Sunday, January 02, 2011

Home-made

What is it about celebrations that bring out the creativity in everybody?

This year I had a significant birthday and a Christmas where we cooked for the whole family for the first time. That 9-course extravaganza is dealt with in another blog, but I've spent the last few days soaking up the goodness that's flowed my way over the last couple of weeks, at times feeling a bit overwhelmed by it. Every day, something has appeared at the door in an envelope, or in the hands of the person who made it, which delighted us in its originality and - at the risk of sounding uncharacteristically sentimental - the love it brought with it.

First there was our friend Lisa, who took a handful of our dinks and turned them not only into jewellery but into tree decorations and a Christmas card to be hung on Tom Hare's improvised Christmas trees. These are sure to come out again every year - and will hopefully find their way into the shop.



Following in the creative footsteps of his turntable-and-pencil-wielding Dad, this little boy had his first piece of work published on this enthusiastic Christmas card. We're assuming it'll be his twin brother's turn next year! Go Alex!
Michael, creator of the Inkymole website, made this birthday card from him and his wife Anna (whose yoga classes keep me on the straight and narrow) with the sort of gleeful crayon-work usually reserved for the under-10s - and if the pop-up sunflower and effervescent ladybird weren't enough to have me beaming, it's the sentiment expressed that I love:


And our friend Jed Smith, master chef and food designer for all Inkymole's creative events, even found time to manufacture and post this card between Christmas shifts at his brand new job in New York at Momofuku. The lad's only just moved there, on his own hence the picture. You'll be hearing more about Jed later.


Now. Birthdays in our family come with a cake, regardless of what age you are, which is always made by my Mum. Since this one was 'a particular number', she was tasked with making one which was more about spectacle and flashness than flavour - although, it's impossible for Mum to make a cake that isn't delicious. After a series of experimental cakes tested on Dad's harrassed girth, this one, kept secret till the day, strode into the house in a giant box, showing off its three vegan tiers of strawberry, vanilla and chocolate sponge, and laying the smack down with its fantastically girlish icing. There's a bit left, if anyone wants a piece.

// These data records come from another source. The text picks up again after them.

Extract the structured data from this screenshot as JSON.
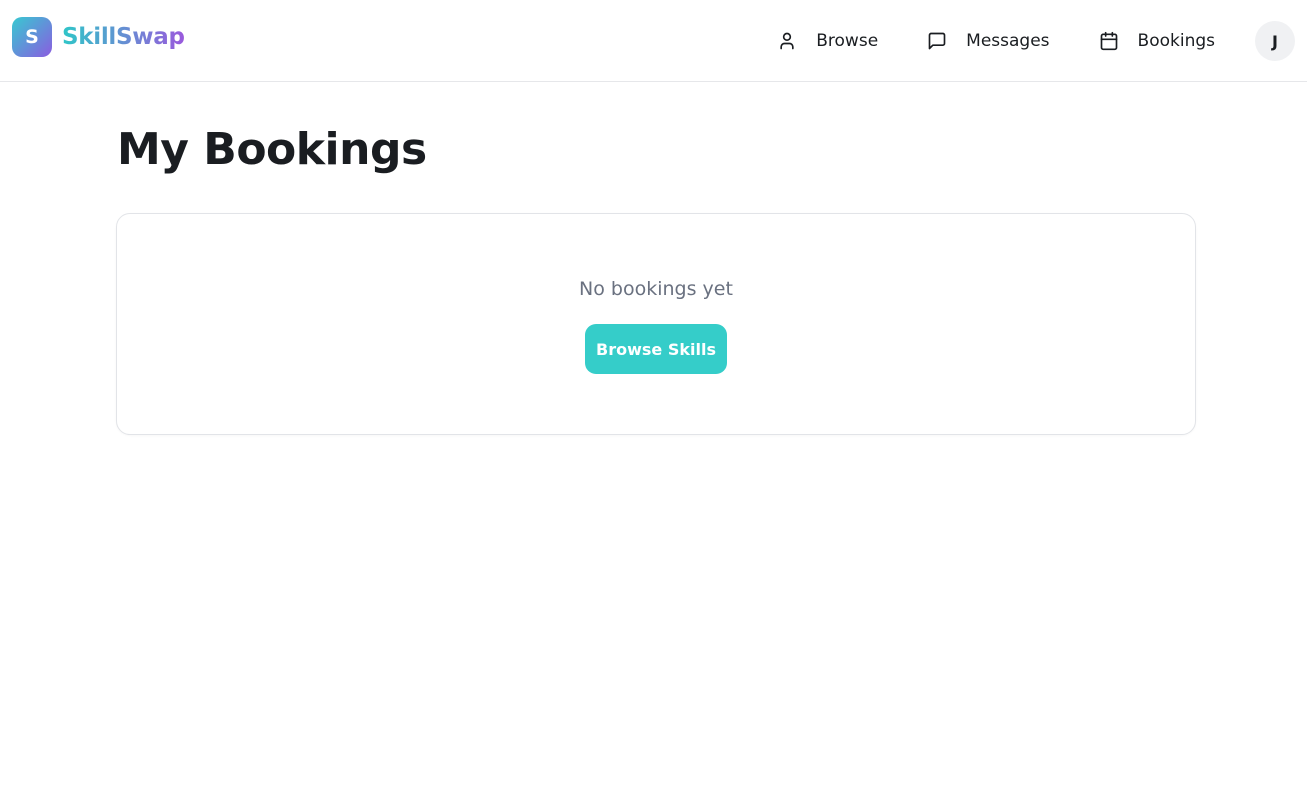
{
  "brand": {
    "logo_letter": "S",
    "name": "SkillSwap"
  },
  "nav": {
    "items": [
      {
        "label": "Browse",
        "icon": "user-icon"
      },
      {
        "label": "Messages",
        "icon": "message-square-icon"
      },
      {
        "label": "Bookings",
        "icon": "calendar-icon"
      }
    ],
    "avatar_initial": "J"
  },
  "page": {
    "title": "My Bookings"
  },
  "empty_state": {
    "message": "No bookings yet",
    "button_label": "Browse Skills"
  },
  "colors": {
    "accent": "#35cdc9",
    "brand_gradient_start": "#37c9d1",
    "brand_gradient_end": "#8a5ce0",
    "text_primary": "#1a1d21",
    "text_muted": "#6a7180",
    "border": "#e2e4e8"
  }
}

The cake next to its creator. Yes, it is holding up those girders!

There was a companion piece to this creation which came from The Woods - no, not emerging from a dark clearing among trees, although it could have - but from our friends Simon and Caroline Wood. In the shape of a Mole wielding an ink pen, it was a phantasm of insulin-panicking icing and manic Allsort eyeballs; all-chocolate, and largely consumed there and then in the brewery. The cake was a reply to one I made for Simon on his 21st - 15 years ago - which you can see here.

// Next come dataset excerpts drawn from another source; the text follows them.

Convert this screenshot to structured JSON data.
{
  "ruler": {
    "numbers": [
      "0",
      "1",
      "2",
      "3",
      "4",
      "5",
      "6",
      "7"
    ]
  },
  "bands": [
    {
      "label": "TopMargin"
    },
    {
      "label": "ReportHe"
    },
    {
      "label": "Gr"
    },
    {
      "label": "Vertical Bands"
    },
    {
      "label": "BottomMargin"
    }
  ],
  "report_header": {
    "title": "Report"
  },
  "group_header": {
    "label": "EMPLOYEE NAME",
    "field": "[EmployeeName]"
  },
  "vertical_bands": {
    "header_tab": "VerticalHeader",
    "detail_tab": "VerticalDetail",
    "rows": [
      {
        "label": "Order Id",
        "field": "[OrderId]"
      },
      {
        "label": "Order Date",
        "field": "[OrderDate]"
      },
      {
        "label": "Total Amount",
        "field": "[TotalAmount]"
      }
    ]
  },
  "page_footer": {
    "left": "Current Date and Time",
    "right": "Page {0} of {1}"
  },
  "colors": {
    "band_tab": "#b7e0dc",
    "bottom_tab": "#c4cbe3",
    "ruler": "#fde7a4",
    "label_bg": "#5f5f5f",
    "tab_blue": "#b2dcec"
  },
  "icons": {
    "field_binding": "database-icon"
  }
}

The birthday brought presents of course. I'm not hard to buy for - there's a handful of criteria, but really, if it's sparkly, pretty or hand-made, sounds good or I can eat it, you can't really go wrong. However I was unprepared for the lump in the throat and the thinly-disguised tear to the eye triggered by this, from one of my two best friends who is just three weeks younger than me, knows all my haircuts including the 80s perm series, and has been critic, colleague and sidekick for years. It's not hand-made, but the phrase is hers, and means a lot since we live just a ten minute walk away but sometimes struggle to find each other in the fervour of our day-to-day lives. It's going to live on my desk, to remind me I only have to run down the street if I feel like a chat. (Jules' Mum and Dad bought me a Sindy, but you'll see her another time!)

Birthdays also bring a healthy amount of subterfuge. A giant 'hats off' goes to Melanie Tomlinson, my other BFF, for managing to stay quiet about these. Commissioned by my Mum and Dad, she made these, her first pair of earrings, in collaboration with a local jeweller, via a series of undercover trips to their house and furtive emails to and fro with designs attached. They took my breath away.

In their own hand-made box bearing a quote from Emily Bronte - who Mel knows is a pivotal influence on my early work - they're hand-cut from tin and covered with Mel's tiny gouache paintings.





Each piece - two birds, two flowers, two butterflies, a mole and a dragonfly - was strung together by the jeweller, and are finished with a little jewel. A bird appears to hold each earring aloft by its beak as you open the box.
There were, apparently, other designs - I'm chasing those down, as I can't live with the idea that they remain unmade.

There's no receipt for these objects, nor could I get one; and there were obviously many other objects and acts of thoughtfulness - the hamper filled with vegan goodies and notebooks, the sparkly yoga gear, the running shorts, the fabric-covered Wuthering Heights, Charles Darwin, the Angela Carter edition - that I can't fit on the blog. But they've filtered osmosis-style through the last couple of weeks, as little representations of the people who made them, to colour the days like brightly-coloured inks in fresh water.